Can you believe that?  Wanting to stay in jail, just you can play video games while you are in jail?   Ferocious.  

The electronic gadgets are a continual source of friction between us the parents and the kids in this household, AS I have a feeling they are across much of the world in many many millions of households.  I hate Steve Jobs.  People say he was a genius.  I say he has wrecked more homes and made parenting THAT much harder in our modern life.  Tim Cook doesnt have any kids so he probably doesnt know or give a damn either.   A curse on both of them. I hope Steve Jobs is wallowing around in the black tars of Hell being whipped with fire all day by red devils. I love to imagine his screams coming from Hell.   "But but but, how can you do this to me? I invented the iphone."  "Exactly," says the red devil and continues whipping him with a sea of fire.  Maybe even Johnny Cash is doing the whipping.  (Then they ll burn burn burn, in the sea of fire, in the sea of fire)


There really isnt a day that goes by that we dont have to yell at them or control their use of the cell phones.  I mean, the logical person will say, well limit their time on the gadgets.  Sure.  But the thing is a. you can say ok, an hour of TV a day, 2 hours of video games a day, but they are both on the same gadget, so the kids can just say, " I have half an hour left of my TV time" and continue playing video games in actuality.  b. They often have to do homework on the gadgets, so if you will yell at them they will yell back, "Im doing my homework".  And then what are going to do? Sit over them and watch while they do their homework.  You cant turn the internet off because then they cant do their homework.  Or my wife is also using a gadget to do some business work.  It just gets very complicated to limit the gadgets or turn them off.  Although I have done that in the past when my wife wasnt at home.  Then I would have to do other things too.  But it is worth it to me that they are limited in their time.  If there is a way of blocking or limiting ALL TV you tube and video games while still allowing them to use the gadget to do their homework, I would be interested in this.  

As it stands now, it is a continual battle of parents against the gadgets.  And if you tell them no TV or games, well then they yell at you, " I am listening to music, I am listening to spotify".  And well, is that one so terrible?  Difficult.  Difficult  Or else my daughter has told me, "I am watching National Geographic tv channel"  and what are you going to do? Turn that one off too?  She has me by the neck I tell you.  I really wish she would put it down and take up reading again.  I yelled at her to do that today and she read her Simpsons comic book for ten minutes.  Ach mein Gott.  

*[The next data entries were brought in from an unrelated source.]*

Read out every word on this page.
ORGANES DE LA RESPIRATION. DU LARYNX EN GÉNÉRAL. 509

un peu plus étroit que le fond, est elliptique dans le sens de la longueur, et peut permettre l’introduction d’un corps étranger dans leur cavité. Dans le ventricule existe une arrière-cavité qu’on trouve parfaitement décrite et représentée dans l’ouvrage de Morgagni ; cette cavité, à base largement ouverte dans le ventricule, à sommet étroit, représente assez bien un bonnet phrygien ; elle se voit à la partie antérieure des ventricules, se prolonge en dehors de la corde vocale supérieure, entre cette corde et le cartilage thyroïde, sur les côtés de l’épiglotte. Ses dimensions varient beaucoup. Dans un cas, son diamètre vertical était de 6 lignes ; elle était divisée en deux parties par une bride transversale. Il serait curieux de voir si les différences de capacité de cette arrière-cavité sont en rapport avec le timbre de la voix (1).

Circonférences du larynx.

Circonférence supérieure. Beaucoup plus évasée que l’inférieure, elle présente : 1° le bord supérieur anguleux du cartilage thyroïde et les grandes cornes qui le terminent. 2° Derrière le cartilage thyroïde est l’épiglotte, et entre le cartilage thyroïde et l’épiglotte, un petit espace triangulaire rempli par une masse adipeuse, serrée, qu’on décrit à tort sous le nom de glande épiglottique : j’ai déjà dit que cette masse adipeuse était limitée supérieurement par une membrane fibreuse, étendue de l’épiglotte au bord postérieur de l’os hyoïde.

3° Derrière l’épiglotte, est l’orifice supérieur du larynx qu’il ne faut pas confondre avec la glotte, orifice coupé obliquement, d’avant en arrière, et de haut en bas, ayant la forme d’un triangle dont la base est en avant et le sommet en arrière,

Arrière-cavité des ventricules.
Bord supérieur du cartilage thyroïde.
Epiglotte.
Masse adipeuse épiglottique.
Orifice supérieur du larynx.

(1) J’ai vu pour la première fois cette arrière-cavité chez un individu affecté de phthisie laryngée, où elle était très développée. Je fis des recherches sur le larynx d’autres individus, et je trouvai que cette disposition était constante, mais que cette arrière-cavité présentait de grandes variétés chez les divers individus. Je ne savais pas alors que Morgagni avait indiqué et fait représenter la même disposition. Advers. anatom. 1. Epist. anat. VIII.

In the end, I just have to deal with the conflict.  I guess it is part of the modern family.  No beating or whipping, but yelling to stop playing video games.  And push my younger daughter to stop watching her sit coms on the cell phone.  Oy.  

Well all I can hope for is the eternal damnation of Steve Jobs.  

"And this one is for ruining Max s weekend Monopoly game with his daughter, Jobs"                                      "Ahhhhhhhhh".   



I didnt listen to anything while I was writing this one.  I wanted perfect concentration.